The old man’s voice broke as he spoke. Its accents touched Pen, much more than the menacing or sarcastic tone which Bows had commenced by adopting.
“Indeed,” said he, kindly, “you do me a wrong if you fancy I intend one to poor little Fanny. I never saw her till Friday night. It was the merest chance that our friend Costigan threw her into my way. I have no intentions regarding her—that is——”
“That is, you know very well that she is a foolish girl, and her mother a foolish woman,—that is, you meet her in the Temple Gardens, and of course without previous concert,—that is, that when I found her yesterday reading the book you’ve wrote, she scorned me,” Bows said. “What am I good for but to be laughed at? a deformed old fellow like me; an old fiddler, that wears a threadbare coat, and gets his bread by playing tunes at an ale-house? You are a fine gentleman, you are. You wear scent in your handkerchief, and a ring on your finger.
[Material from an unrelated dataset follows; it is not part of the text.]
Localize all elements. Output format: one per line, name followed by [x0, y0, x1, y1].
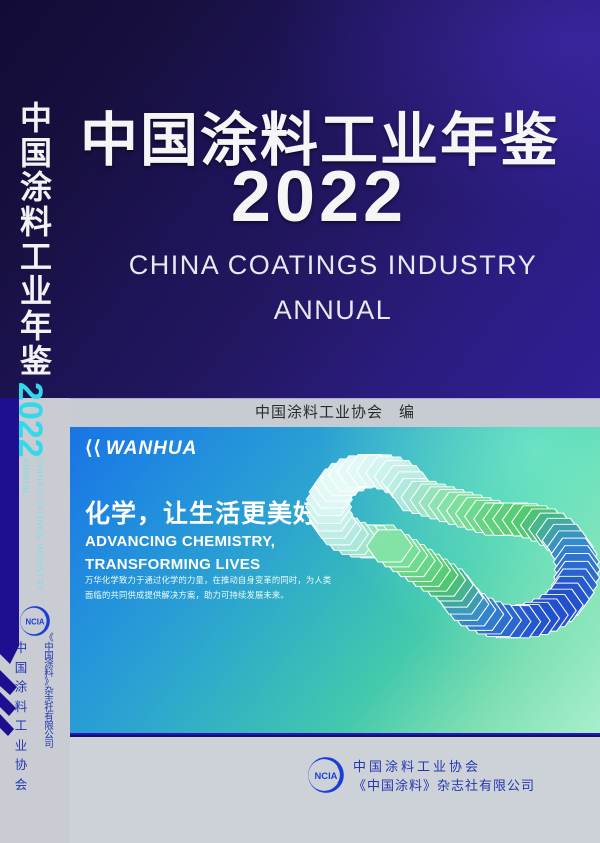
- svg-text:NCIA: NCIA: [25, 617, 44, 626]
- svg-text:NCIA: NCIA: [315, 771, 338, 781]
You go to dine with great people. Who ever gives a crust to old Bows? And yet I might have been as good a man as the best of you. I might have been a man of genius, if I had had the chance; ay, and have lived with the master-spirits of the land. But everything had failed with me. I’d ambition once, and wrote plays, poems, music—nobody would give me a hearing. I never loved a woman, but she laughed at me; and here I am in my old age alone—alone! Don’t take this girl from me, Mr. Pendennis, I say again. Leave her with me a little longer. She was like a child to me till yesterday. Why did you step in, and made her to mock my deformity and old age?”